If your bounce rate is too high, it’s a sign that either you’re attracting the wrong people to your site, or there’s something about your website that is putting off your intended readers.
Either way, you’re losing traffic and probably a lot of revenue along with it.
You might already be trying to reduce yours by speeding up your page, improving readability, keeping your blog fresh or other methods. That’s great, but there’s one aspect you might not have directed enough attention to: your ads.
If ads are getting in the way of your users’ experience, your monetization efforts might actually be driving viewers away!
Fortunately, there’s a way to strike a balance between UX and monetization. These are a few simple actions you can take to make sure the ads on your site are bringing in revenue, not just hurting your bounce rate.
1. Test your site on mobile
Most publishers I know work primarily off their laptops. I don’t see a lot of people writing content and designing sites over a mobile phone.
However, most viewers are accessing those sites via mobile. Mobile traffic has rapidly overtaken desktop and it’s just going up.
Your site should be designed with this in mind. Check everything you do on a phone to see your visitor’s experience.
When it comes to mobile, the most important things are loading speed and how elements work on the smaller screen. Ads directly impact both of these.
2. Make sure ads fit in their allotted space
Just because your site looks ok on desktop doesn’t mean it works on mobile! It seems obvious but still worth saying, considering all the issues I see with this.
If your ads show up as too large on the mobile screen, or just don’t fit right and block important text, you’re going to lose visitors like crazy.

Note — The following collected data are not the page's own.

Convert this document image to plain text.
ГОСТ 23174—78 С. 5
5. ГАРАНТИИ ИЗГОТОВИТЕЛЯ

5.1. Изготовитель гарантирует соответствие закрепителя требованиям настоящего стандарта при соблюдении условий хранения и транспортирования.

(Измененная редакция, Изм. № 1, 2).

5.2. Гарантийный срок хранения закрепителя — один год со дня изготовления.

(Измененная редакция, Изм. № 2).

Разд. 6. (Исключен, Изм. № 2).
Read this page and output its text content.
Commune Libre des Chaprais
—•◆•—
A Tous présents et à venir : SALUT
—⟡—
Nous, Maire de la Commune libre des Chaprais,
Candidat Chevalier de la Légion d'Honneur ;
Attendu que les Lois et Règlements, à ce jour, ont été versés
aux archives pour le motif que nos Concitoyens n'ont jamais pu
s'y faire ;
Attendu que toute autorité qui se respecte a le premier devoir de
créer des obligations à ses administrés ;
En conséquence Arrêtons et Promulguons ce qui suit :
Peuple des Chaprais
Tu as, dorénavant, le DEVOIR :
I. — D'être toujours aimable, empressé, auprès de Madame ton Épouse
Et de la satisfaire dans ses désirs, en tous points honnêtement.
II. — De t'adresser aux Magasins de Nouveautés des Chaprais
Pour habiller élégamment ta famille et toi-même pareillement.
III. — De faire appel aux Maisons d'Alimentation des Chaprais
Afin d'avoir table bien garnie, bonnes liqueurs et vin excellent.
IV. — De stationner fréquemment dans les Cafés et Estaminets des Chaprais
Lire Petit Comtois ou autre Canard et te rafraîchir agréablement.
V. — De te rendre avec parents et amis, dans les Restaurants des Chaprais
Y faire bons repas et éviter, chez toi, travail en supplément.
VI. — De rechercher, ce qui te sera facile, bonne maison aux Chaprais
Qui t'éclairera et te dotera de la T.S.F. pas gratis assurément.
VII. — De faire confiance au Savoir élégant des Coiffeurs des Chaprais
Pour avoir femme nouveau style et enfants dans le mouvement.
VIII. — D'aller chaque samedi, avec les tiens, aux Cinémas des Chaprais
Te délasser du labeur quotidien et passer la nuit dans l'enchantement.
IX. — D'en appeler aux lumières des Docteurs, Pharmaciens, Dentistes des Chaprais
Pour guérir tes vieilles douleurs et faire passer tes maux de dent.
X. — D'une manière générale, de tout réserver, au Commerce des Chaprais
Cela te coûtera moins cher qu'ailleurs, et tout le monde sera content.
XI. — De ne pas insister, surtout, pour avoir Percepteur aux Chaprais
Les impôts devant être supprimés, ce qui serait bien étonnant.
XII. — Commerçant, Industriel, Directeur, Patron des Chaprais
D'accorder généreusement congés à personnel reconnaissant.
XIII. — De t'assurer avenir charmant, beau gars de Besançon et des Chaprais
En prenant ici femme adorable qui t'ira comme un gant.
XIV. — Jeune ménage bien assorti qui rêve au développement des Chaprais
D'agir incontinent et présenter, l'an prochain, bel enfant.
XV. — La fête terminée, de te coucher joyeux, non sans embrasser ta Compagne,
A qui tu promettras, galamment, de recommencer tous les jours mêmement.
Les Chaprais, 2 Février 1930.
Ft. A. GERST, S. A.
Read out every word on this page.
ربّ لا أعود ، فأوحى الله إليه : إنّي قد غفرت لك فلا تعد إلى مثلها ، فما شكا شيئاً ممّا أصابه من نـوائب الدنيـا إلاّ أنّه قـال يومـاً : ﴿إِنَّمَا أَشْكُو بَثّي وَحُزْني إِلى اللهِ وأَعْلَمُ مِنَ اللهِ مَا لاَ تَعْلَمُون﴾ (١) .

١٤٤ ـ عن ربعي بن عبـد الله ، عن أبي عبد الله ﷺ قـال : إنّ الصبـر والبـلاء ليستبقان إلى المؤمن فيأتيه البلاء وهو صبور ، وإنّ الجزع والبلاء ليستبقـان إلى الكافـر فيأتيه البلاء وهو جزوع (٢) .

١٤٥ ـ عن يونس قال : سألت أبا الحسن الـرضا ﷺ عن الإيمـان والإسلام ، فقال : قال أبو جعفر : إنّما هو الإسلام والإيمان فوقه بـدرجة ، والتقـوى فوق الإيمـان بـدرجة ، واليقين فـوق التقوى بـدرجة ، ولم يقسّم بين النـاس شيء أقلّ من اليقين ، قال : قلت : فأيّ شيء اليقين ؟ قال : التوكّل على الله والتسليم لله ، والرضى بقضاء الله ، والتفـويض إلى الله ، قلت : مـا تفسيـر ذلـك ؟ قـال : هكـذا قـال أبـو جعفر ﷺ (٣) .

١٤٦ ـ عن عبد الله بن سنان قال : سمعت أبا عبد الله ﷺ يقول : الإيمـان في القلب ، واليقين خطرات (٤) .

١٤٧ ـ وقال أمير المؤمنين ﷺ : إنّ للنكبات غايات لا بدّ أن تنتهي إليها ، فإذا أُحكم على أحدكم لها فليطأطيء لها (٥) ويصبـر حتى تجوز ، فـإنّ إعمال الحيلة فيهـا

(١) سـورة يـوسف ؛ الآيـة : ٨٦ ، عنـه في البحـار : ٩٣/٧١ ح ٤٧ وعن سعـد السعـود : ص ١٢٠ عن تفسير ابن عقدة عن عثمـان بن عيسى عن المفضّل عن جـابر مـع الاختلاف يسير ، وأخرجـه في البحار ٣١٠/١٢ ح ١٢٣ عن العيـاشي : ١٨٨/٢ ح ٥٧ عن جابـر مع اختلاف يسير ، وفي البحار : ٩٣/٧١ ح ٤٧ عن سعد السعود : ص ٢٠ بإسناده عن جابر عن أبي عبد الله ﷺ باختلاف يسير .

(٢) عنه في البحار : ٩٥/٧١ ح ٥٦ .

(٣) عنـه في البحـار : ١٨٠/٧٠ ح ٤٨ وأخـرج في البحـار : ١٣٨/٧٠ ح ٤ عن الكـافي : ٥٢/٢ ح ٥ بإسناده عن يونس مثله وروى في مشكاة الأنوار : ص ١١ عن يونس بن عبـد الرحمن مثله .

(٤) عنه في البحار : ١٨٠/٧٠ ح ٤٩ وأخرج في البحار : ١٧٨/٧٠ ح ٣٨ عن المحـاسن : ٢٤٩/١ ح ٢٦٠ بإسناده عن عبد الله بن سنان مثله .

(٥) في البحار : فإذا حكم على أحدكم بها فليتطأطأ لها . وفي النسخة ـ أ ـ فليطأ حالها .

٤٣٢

3. Have your ads load asynchronously
This is such a simple and easy way to lower your bounce rate, you’re really missing out if you don’t take advantage of it.
Loading ads asynchronously from content means that the ads load separately, usually after the content is complete.
If you use AdSense, you can set this up very easily with Google’s asynchronous ad code.
Ads come over a different server than your main content. When you try to load all the elements together, the slower ad server is going to hold up the whole process.
Slow-loading pages is a big reason why visitors bounce. Most internet users expect a page to load within two seconds, and after three seconds they’re probably gone. A slow site is throwing traffic (and revenue) out the door.
4. Less intrusive ads
Overly aggressive ads disrupt the viewer’s experience and often lead people to leave the site in frustration.
Popup ads are probably the worst culprit.
Over 70% of Internet users in 2013 reported they found popups annoying, and I doubt they’ve warmed to them since then. They also don’t get great results: only 14% of consumers will respond to them.
In general, less intrusive ads correspond to lower bounce rates.
However, it’s a double-edged sword. Less intrusive ads might mean driving away fewer visitors, but you also might get less response to the ads. In fact, a low bounce rate might reflect visitors clicking on ads that direct them away from your site.
So if your monetization is based on interaction with ads, and you lower your bounce rate by running less aggressive ads, you might see a loss in revenue too.
5. Monetize the right pages
So how do you balance user experience with monetization?
The key is to understand the path that your visitors take as they navigate your site.
Not all your pages are equal. Let’s say you have a home page or reference page that all your traffic lands on, but no-one stays on for too long. It just redirects visitors to your more in-depth content.
In this case, it makes sense to post more aggressive ads on this reference page.
On your content pages, be more conservative. This is where your readers want to pay attention, get into the flow of reading and check out your internal links – not get distracted by ads.
The importance of UX
At the end of the day, user experience is what makes a successful website and therefore successful monetization.
You should always have the long-term strategy in mind when you make changes on your site. Shortcuts usually don’t lead to sustainable growth. Providing great content and relevant ads will do that.